Managed Engines for Advanced Workflows¶
When using just CPU resources, SHAC
is sufficient for most tasks.
However, when more complicated workflows are involved - such as training models and evaluation with Tensorflow, PyTorch or Keras or other such libraries that involve graph based execution and memory management, it is advised to use the Managed Engines detailed here.
There are three engines provided :
Motivation for Managed Engines¶
- Tensorflow / Keras use graphs to generate and train models. These graphs and their scopes need to be managed properly.
- If evaluators are models which run on the GPU, it may not be possible to run more than 1 model at once due to memory constraints.
- It is necessary to provide a simple interface to decide whether GPUs will be used or not.
Note
It is upto the user to utilize the worker_id
parameter to determine the placement of the operations.
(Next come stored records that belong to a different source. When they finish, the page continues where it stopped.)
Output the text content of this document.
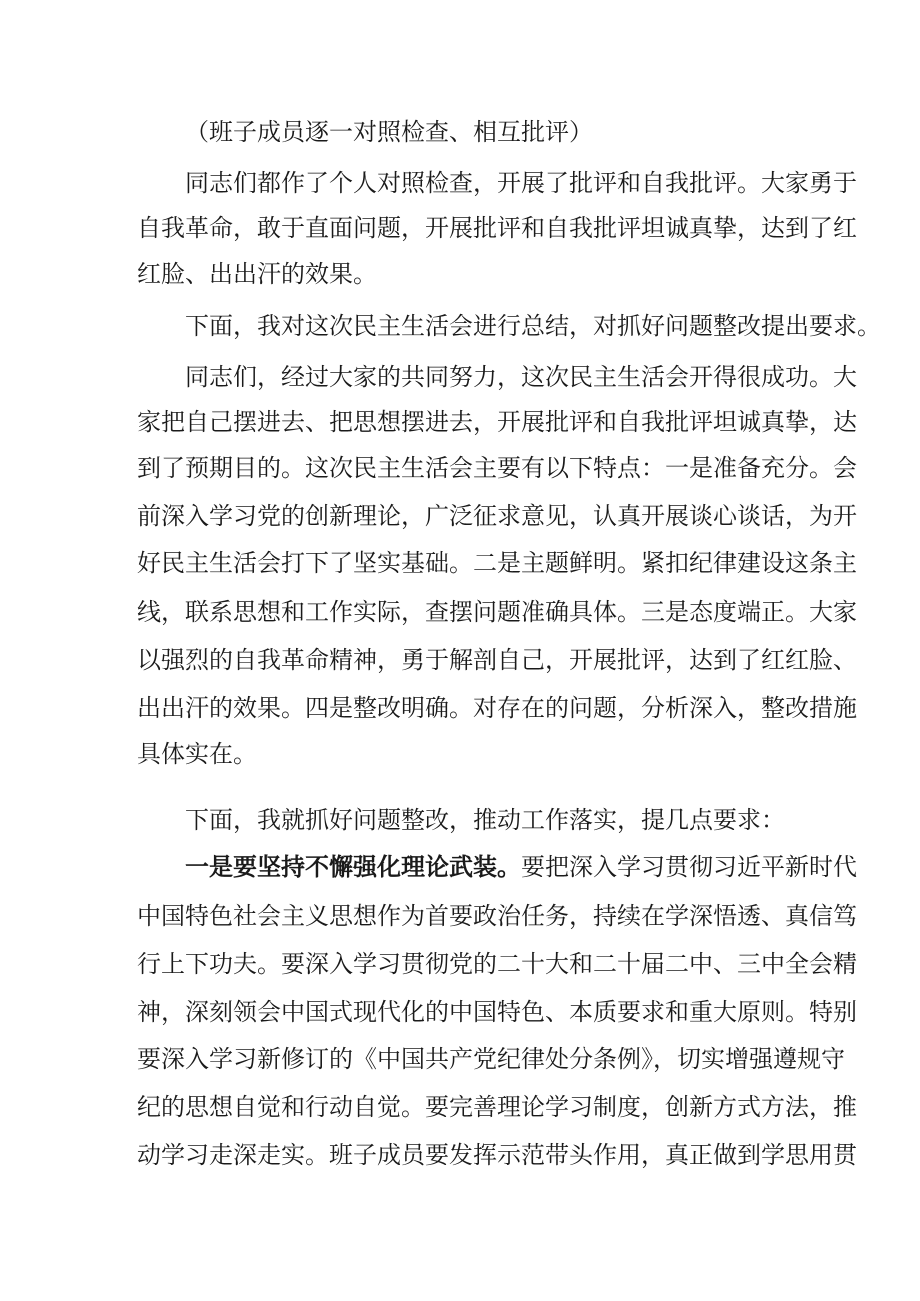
（班子成员逐一对照检查、相互批评）
同志们都作了个人对照检查，开展了批评和自我批评。大家勇于
自我革命，敢于直面问题，开展批评和自我批评坦诚真挚，达到了红
红脸、出出汗的效果。
下面，我对这次民主生活会进行总结，对抓好问题整改提出要求。
同志们，经过大家的共同努力，这次民主生活会开得很成功。大
家把自己摆进去、把思想摆进去，开展批评和自我批评坦诚真挚，达
到了预期目的。这次民主生活会主要有以下特点：一是准备充分。会
前深入学习党的创新理论，广泛征求意见，认真开展谈心谈话，为开
好民主生活会打下了坚实基础。二是主题鲜明。紧扣纪律建设这条主
线，联系思想和工作实际，查摆问题准确具体。三是态度端正。大家
以强烈的自我革命精神，勇于解剖自己，开展批评，达到了红红脸、
出出汗的效果。四是整改明确。对存在的问题，分析深入，整改措施
具体实在。
下面，我就抓好问题整改，推动工作落实，提几点要求：
一是要坚持不懈强化理论武装。要把深入学习贯彻习近平新时代
中国特色社会主义思想作为首要政治任务，持续在学深悟透、真信笃
行上下功夫。要深入学习贯彻党的二十大和二十届二中、三中全会精
神，深刻领会中国式现代化的中国特色、本质要求和重大原则。特别
要深入学习新修订的《中国共产党纪律处分条例》，切实增强遵规守
纪的思想自觉和行动自觉。要完善理论学习制度，创新方式方法，推
动学习走深走实。班子成员要发挥示范带头作用，真正做到学思用贯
The session provided does not wrap the evaluation function in a device, as certain ops may not be available on GPUs.
In the same manner, when using PyTorch, the device is not set by the managed engine. It is the task of
the user to utilize the provided worker_id
in pushing models onto the correct devices.
TorchSHAC¶
This is the most basic managed engine, which only provides a unified interface similar to TensorflowSHAC
and
KerasSHAC
. In term's of functionality, it does not manage memory or graph execution, since PyTorch does not
utilize a graph in a user facing way.
It simply provides a way to determine whether / how many evaluation processs can be started using the max_gpu_evaluators
argument.
As such, when using dynamic execution environments, such as PyTorch
, Tensorflow Eager
or tf.keras
with
Eager Execution enabled, it is suggested to use this backend.
Like SHAC
, the evaluation function will receive 2 inputs :
- Worker ID: Integer id that can be left alone when executing only on CPU or used to determine the GPU id on which the model will be evaluated.
- Parameter OrderedDict: An OrderedDict which contains the (name, value) pairs of the Parameters passed to the engine.
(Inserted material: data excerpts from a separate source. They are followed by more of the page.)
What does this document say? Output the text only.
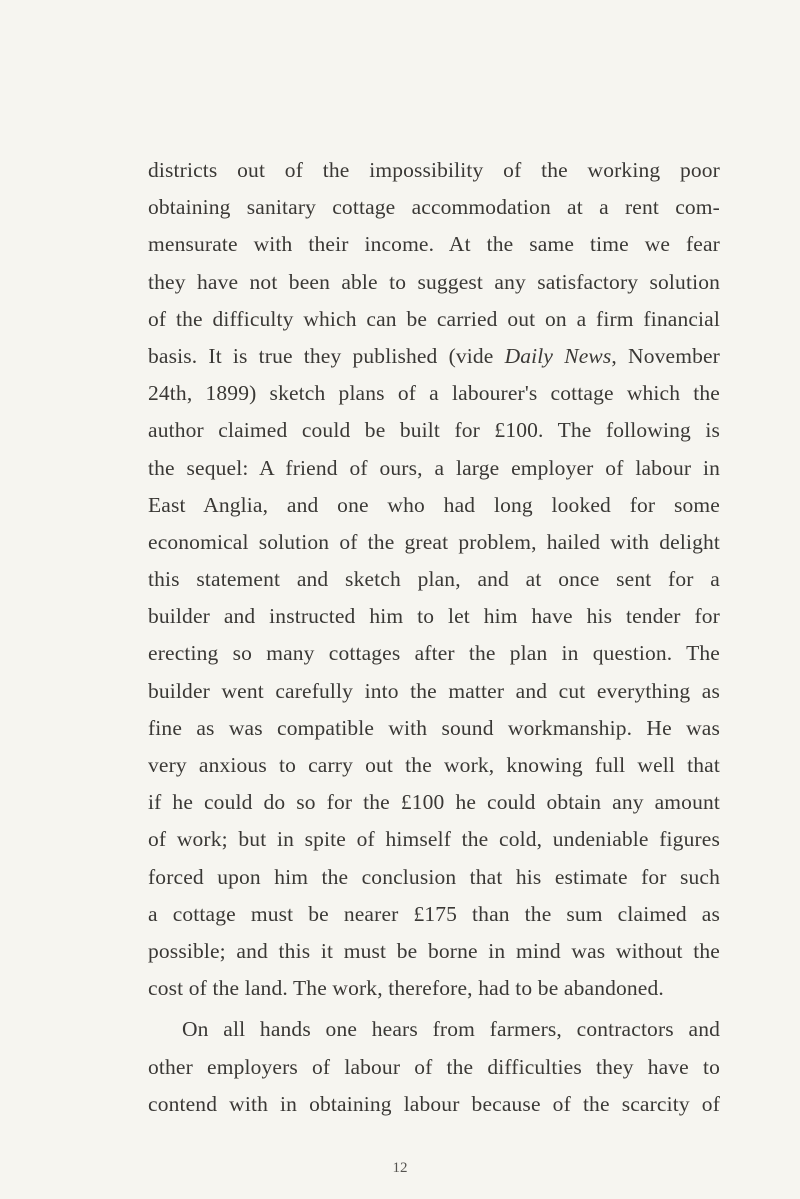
districts out of the impossibility of the working poor
obtaining sanitary cottage accommodation at a rent com-
mensurate with their income. At the same time we fear
they have not been able to suggest any satisfactory solution
of the difficulty which can be carried out on a firm financial
basis. It is true they published (vide Daily News, November
24th, 1899) sketch plans of a labourer's cottage which the
author claimed could be built for £100. The following is
the sequel: A friend of ours, a large employer of labour in
East Anglia, and one who had long looked for some
economical solution of the great problem, hailed with delight
this statement and sketch plan, and at once sent for a
builder and instructed him to let him have his tender for
erecting so many cottages after the plan in question. The
builder went carefully into the matter and cut everything as
fine as was compatible with sound workmanship. He was
very anxious to carry out the work, knowing full well that
if he could do so for the £100 he could obtain any amount
of work; but in spite of himself the cold, undeniable figures
forced upon him the conclusion that his estimate for such
a cottage must be nearer £175 than the sum claimed as
possible; and this it must be borne in mind was without the
cost of the land. The work, therefore, had to be abandoned.
On all hands one hears from farmers, contractors and
other employers of labour of the difficulties they have to
contend with in obtaining labour because of the scarcity of
12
- These are the values of the sampled hyper parameters which have passed through the current cascade of models.
TensorflowSHAC¶
Due to its graph based execution, Tensorflow is the primary candidate to use a managed session.
Unlike the SHAC
and TorchSHAC
engines, an evaluation function using the TensorflowSHAC
engine will receive
3 inputs :
- Tensorflow Session: This session manages a separate graph for each parallel evaluator.
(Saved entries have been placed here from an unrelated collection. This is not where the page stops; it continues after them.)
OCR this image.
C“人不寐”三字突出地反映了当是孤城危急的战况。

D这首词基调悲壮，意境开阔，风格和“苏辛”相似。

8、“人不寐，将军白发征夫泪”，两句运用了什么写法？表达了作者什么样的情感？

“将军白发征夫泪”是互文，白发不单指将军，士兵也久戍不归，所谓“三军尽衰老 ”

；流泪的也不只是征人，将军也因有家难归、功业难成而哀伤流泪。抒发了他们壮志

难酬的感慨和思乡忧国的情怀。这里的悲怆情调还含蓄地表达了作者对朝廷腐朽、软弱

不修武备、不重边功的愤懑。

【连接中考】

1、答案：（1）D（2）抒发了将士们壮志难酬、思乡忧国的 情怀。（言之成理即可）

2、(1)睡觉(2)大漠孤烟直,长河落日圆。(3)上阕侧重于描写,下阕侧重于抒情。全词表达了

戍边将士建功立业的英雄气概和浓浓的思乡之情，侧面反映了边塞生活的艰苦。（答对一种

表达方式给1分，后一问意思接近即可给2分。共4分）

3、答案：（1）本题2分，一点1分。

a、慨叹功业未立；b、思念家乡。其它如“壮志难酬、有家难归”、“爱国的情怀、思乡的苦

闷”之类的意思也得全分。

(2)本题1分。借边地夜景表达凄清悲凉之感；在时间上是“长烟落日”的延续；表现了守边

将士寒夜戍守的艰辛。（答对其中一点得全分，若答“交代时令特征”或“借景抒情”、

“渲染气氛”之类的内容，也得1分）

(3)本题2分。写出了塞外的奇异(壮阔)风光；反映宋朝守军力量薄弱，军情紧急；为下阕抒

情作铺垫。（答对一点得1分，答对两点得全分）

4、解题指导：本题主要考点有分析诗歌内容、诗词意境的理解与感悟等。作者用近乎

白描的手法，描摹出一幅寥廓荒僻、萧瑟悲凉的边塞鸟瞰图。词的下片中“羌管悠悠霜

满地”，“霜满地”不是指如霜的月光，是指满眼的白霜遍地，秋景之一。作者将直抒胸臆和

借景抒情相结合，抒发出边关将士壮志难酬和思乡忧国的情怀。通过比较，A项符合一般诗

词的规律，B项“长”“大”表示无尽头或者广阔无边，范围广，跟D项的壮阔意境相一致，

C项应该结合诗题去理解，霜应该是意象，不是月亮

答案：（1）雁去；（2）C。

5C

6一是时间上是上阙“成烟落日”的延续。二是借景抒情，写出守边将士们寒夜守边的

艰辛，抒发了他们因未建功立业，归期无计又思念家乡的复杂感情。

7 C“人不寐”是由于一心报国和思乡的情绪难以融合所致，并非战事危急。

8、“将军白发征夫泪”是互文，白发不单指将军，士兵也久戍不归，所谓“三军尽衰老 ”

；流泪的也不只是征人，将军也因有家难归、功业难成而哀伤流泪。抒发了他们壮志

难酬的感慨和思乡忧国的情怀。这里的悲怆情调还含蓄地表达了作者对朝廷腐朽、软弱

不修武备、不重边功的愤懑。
- The scope of all ops inside the evaluation function is the scope of the managed graph.
- It can be used to run all operations inside of the evaluation function.
- Worker Id: An integer id that can be used alongside multiple GPU's to determine which GPU will be used to
- Parameter OrderedDict: An OrderedDict which contains the (name, value) pairs of the Parameters passed to the engine.
- These are the values of the sampled hyper parameters which have passed through the current cascade of models.
Since these graphs are managed by the engine, once the evaluation function has provided a value, the respective graph will be destroyed and resources released automatically by the engine.
KerasSHAC¶
Since Keras is a wrapper over Tensorflow and CNTK which support multiple GPU execution, this wrapper simply
provides a thin wrapper over the TensorflowSHAC
engine. It's primary purpose is to release resources
after the evaluation of the function.
Unlike the SHAC
and TorchSHAC
engines, an evaluation function using the KerasSHAC
engine will receive
3 inputs :
- Tensorflow Session or None: This session manages a separate graph for each parallel evaluator.
- The scope of all ops inside the evaluation function is the scope of the managed graph.
- It can be used to run all operations inside of the evaluation function.
- When using the CNTK backend, this argument will be
None
.
- Worker Id: An integer id that can be used alongside multiple GPU's to determine which GPU will be used to
- Parameter OrderedDict: An OrderedDict which contains the (name, value) pairs of the Parameters passed to the engine.
- These are the values of the sampled hyper parameters which have passed through the current cascade of models.
Since these graphs are managed by the engine, once the evaluation function has provided a value, the respective graph will be destroyed and resources released automatically by the engine.